Et pourtant, notre dimension réceptive est disponible à chaque instant, il s'agit de nous y connecter, d'aspirer à faire ce retour vers l'intérieur de soi porteur de sens perceptifs à notre disposition si notre libre-arbitre le décide. Le petit enfant tout ingénu nous en donne un merveilleux exemple quand il contemple quelque chose ou quand il "sourit aux anges". Il sait s'émerveiller devant un cadeau - et même déjà son emballage - qu'il reçoit.
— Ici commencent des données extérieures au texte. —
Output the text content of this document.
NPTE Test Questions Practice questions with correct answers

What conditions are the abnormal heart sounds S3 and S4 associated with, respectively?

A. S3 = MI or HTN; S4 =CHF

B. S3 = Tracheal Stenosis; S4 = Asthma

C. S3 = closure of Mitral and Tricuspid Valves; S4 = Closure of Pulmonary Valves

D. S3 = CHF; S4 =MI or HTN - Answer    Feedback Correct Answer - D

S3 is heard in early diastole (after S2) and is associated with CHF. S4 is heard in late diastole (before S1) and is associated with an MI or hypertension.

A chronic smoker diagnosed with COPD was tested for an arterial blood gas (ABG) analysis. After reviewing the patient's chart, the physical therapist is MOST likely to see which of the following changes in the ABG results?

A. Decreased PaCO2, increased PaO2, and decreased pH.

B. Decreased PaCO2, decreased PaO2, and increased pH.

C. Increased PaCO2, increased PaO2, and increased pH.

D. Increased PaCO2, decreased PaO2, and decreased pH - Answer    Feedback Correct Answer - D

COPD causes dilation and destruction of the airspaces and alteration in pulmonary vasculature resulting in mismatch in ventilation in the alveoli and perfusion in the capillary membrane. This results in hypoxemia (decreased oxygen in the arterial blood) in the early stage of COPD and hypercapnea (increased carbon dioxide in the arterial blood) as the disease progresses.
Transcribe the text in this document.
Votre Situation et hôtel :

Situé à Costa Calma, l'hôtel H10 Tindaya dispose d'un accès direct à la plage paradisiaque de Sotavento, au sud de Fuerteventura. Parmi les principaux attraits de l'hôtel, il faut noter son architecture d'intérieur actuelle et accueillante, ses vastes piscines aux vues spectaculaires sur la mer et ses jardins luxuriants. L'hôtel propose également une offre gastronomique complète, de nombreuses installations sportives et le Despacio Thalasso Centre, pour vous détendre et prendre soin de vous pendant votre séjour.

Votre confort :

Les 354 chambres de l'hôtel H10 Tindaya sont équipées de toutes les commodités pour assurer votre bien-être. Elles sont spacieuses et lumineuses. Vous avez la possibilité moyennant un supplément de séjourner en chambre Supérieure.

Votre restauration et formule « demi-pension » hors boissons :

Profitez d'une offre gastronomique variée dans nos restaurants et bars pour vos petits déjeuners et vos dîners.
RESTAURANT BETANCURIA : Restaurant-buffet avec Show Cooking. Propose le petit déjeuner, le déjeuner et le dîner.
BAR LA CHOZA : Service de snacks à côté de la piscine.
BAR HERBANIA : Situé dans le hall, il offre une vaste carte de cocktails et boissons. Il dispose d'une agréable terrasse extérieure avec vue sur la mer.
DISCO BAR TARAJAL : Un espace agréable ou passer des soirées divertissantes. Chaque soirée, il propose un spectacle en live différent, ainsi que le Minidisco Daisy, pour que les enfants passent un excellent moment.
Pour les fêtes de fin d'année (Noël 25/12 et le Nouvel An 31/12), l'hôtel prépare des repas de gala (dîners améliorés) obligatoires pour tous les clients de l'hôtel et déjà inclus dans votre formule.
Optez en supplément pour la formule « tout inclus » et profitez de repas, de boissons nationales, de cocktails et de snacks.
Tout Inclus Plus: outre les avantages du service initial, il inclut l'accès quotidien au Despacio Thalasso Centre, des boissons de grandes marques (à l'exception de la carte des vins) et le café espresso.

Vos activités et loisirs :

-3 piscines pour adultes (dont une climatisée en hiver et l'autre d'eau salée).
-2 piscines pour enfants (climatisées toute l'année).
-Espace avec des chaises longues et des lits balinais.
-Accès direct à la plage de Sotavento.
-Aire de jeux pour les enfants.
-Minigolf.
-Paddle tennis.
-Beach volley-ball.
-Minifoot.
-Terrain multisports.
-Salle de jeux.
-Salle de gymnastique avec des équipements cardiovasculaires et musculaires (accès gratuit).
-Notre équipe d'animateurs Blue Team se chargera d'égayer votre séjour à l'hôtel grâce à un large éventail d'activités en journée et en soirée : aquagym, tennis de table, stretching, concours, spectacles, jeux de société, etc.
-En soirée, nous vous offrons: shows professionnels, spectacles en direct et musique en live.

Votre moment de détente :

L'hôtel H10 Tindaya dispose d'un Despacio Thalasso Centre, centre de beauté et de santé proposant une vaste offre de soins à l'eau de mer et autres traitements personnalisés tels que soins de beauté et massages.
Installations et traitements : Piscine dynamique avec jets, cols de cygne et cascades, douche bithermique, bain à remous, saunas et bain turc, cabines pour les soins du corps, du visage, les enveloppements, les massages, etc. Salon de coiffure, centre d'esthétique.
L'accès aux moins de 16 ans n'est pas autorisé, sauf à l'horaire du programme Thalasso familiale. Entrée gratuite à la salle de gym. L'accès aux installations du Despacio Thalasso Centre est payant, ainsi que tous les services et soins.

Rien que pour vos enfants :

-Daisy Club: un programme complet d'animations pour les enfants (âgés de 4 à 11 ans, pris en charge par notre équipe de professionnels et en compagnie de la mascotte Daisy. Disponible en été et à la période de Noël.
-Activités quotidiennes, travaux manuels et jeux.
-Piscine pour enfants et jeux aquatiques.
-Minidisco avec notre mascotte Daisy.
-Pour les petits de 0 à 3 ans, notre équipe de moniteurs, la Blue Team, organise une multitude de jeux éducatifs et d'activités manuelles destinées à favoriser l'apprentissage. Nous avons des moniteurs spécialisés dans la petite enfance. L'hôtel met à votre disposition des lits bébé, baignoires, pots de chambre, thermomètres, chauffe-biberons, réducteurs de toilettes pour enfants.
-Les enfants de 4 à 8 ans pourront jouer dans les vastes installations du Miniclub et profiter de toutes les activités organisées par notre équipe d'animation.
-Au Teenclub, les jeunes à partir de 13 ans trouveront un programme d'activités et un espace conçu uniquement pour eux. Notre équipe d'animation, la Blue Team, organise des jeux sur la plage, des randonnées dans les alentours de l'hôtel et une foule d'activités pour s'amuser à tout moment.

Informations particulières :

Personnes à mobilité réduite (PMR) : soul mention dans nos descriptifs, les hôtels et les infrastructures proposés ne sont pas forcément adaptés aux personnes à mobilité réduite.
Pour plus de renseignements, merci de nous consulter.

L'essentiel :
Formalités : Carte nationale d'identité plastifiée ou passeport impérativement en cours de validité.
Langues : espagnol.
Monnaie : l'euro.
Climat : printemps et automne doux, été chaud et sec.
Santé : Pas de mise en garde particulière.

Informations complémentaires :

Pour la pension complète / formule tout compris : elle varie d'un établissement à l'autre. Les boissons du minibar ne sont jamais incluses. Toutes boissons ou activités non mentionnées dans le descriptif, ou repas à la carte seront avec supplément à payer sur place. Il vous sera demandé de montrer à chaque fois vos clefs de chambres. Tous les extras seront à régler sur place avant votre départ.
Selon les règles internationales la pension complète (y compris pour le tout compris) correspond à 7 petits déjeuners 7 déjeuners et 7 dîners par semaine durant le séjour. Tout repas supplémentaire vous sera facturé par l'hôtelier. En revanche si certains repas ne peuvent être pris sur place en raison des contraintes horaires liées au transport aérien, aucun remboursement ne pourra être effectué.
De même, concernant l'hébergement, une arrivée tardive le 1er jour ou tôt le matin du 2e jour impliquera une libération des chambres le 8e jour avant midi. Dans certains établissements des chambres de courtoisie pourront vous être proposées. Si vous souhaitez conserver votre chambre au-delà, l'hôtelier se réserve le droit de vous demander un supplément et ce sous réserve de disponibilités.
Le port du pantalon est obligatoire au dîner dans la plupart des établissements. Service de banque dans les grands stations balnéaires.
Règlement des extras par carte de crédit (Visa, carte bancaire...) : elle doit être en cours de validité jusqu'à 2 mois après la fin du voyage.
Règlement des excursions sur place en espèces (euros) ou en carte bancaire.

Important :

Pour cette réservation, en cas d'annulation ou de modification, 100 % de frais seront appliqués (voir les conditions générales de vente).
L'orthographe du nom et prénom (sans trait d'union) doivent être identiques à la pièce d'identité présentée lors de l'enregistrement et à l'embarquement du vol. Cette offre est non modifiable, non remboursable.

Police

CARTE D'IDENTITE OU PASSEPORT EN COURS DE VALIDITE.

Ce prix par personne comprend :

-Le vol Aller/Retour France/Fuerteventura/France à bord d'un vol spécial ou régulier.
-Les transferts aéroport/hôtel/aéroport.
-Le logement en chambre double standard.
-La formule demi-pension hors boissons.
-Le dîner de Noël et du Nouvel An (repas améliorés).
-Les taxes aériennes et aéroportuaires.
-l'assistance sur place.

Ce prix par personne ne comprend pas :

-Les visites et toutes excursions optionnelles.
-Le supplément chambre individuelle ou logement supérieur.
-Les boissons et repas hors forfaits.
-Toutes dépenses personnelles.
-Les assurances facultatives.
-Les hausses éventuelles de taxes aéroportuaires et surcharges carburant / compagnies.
Ce attitude intérieure spontanée est ensuite modifiée par les incitations des éducateurs qui transmettent forcément ce qu'ils ont acquis : "Cesse de traîner, dépêche-toi!", "fais donc quelque chose" , "Il faut y aller", "tu feras ça plus tard" et ainsi, peut à peu, l'enfant fabriquera des programmes réflexes. Certains pédagogues savent respecter cette dimension réceptive; ceux qui enseignent la musique par exemple peuvent le faire d'une façon plutôt émissive : "c'est faux, recommence" ou alors inviter l'enfant à mieux écouter les sons et découvrir comment il les crée.  Les promenades aussi sont des possibilités de développer la réceptivité à tout ce qui nous entoure, ou alors, avoir le souci du  nombre de pas à faire comme nous l'indique l'application d'un smartphone. C'est le cas par exemple d'un opéré du coeur qui doit effectuer une réhabilitation : elle peut effectivement se faire mécaniquement par une activité motrice ou alors en étant réceptif à ce qu'il éprouve et qu'il a peut-être oublié de ressentir en conscience pendant des années.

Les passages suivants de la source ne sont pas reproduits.